The rationing of care is why, critics say, it is being called a “death panel.” IPAB members would only need to lower physician reimbursement for a particular life-saving procedure to an impossible level, and doctors would be unable to provide the service, meaning some patients could die.
“IPAB will consist of 15 members appointed by the president, all of whom may be from the same party. If the president does not nominate anyone to the board, or if the Senate fails to confirm nominees, IPAB’s powers must be unilaterally exercised by the Health and Human Services secretary. In short, the power to alter Medicare potentially can be consolidated in a single individual,” the two doctors wrote in the Journal.

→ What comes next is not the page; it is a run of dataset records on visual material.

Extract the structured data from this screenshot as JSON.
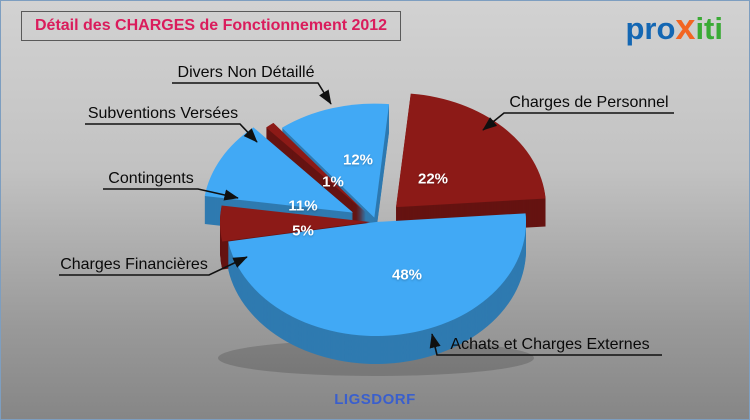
{
  "header": {
    "title": "Détail des CHARGES de Fonctionnement 2012",
    "logo": {
      "part1": "pro",
      "part2": "x",
      "part3": "iti"
    }
  },
  "footer": {
    "municipality": "LIGSDORF"
  },
  "colors": {
    "title_text": "#DA1C5C",
    "footer_text": "#3A5FCD",
    "logo_blue": "#1467B3",
    "logo_orange": "#F26522",
    "logo_green": "#3AAA35",
    "slice_blue": "#41A9F5",
    "slice_dark_red": "#8C1A17",
    "callout_line": "#101010"
  },
  "chart_data": {
    "type": "pie",
    "title": "Détail des CHARGES de Fonctionnement 2012",
    "subtitle": "LIGSDORF",
    "unit": "percent",
    "direction": "clockwise",
    "start_angle_deg": -38,
    "legend_position": "callouts",
    "slices": [
      {
        "label": "Divers Non Détaillé",
        "value": 12,
        "pct_label": "12%",
        "color": "#41A9F5"
      },
      {
        "label": "Charges de Personnel",
        "value": 22,
        "pct_label": "22%",
        "color": "#8C1A17"
      },
      {
        "label": "Achats et Charges Externes",
        "value": 48,
        "pct_label": "48%",
        "color": "#41A9F5"
      },
      {
        "label": "Charges Financières",
        "value": 5,
        "pct_label": "5%",
        "color": "#8C1A17"
      },
      {
        "label": "Contingents",
        "value": 11,
        "pct_label": "11%",
        "color": "#41A9F5"
      },
      {
        "label": "Subventions Versées",
        "value": 1,
        "pct_label": "1%",
        "color": "#8C1A17"
      }
    ]
  }
}
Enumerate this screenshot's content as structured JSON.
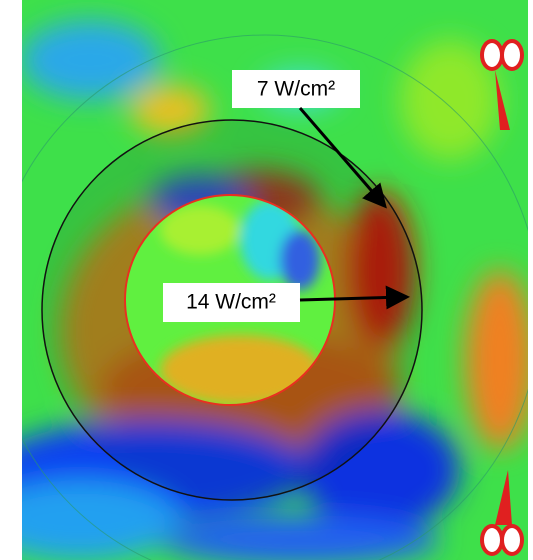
{
  "annotations": [
    {
      "label": "7 W/cm²"
    },
    {
      "label": "14 W/cm²"
    }
  ]
}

“Executive agencies ordinarily are subject to open meetings and to notice and comment procedures. Not IPAB. The Affordable Care Act characterizes IPAB’s actions as ‘recommendations.’ This is a misnomer; its recommendations automatically become law unless Congress acts to stop it.
“Finally, the Affordable Care Act insulates IPAB’s decisions from judicial review, thus achieving an unprecedented trifecta of bureaucratic rule: an administrative agency whose actions cannot be checked by the executive, legislative or judicial branches. This setup shreds the separation of powers that is fundamental to the U.S. Constitution, under which no agency can be rendered exempt from democratic processes and the rule of law.”
Yet another still-developing case against Obamacare alleges it is unconstitutional because it was a tax bill that originated in the U.S. Senate, instead of the House as the Constitution requires, and because Obama has made numerous changes to the law without approval from Congress.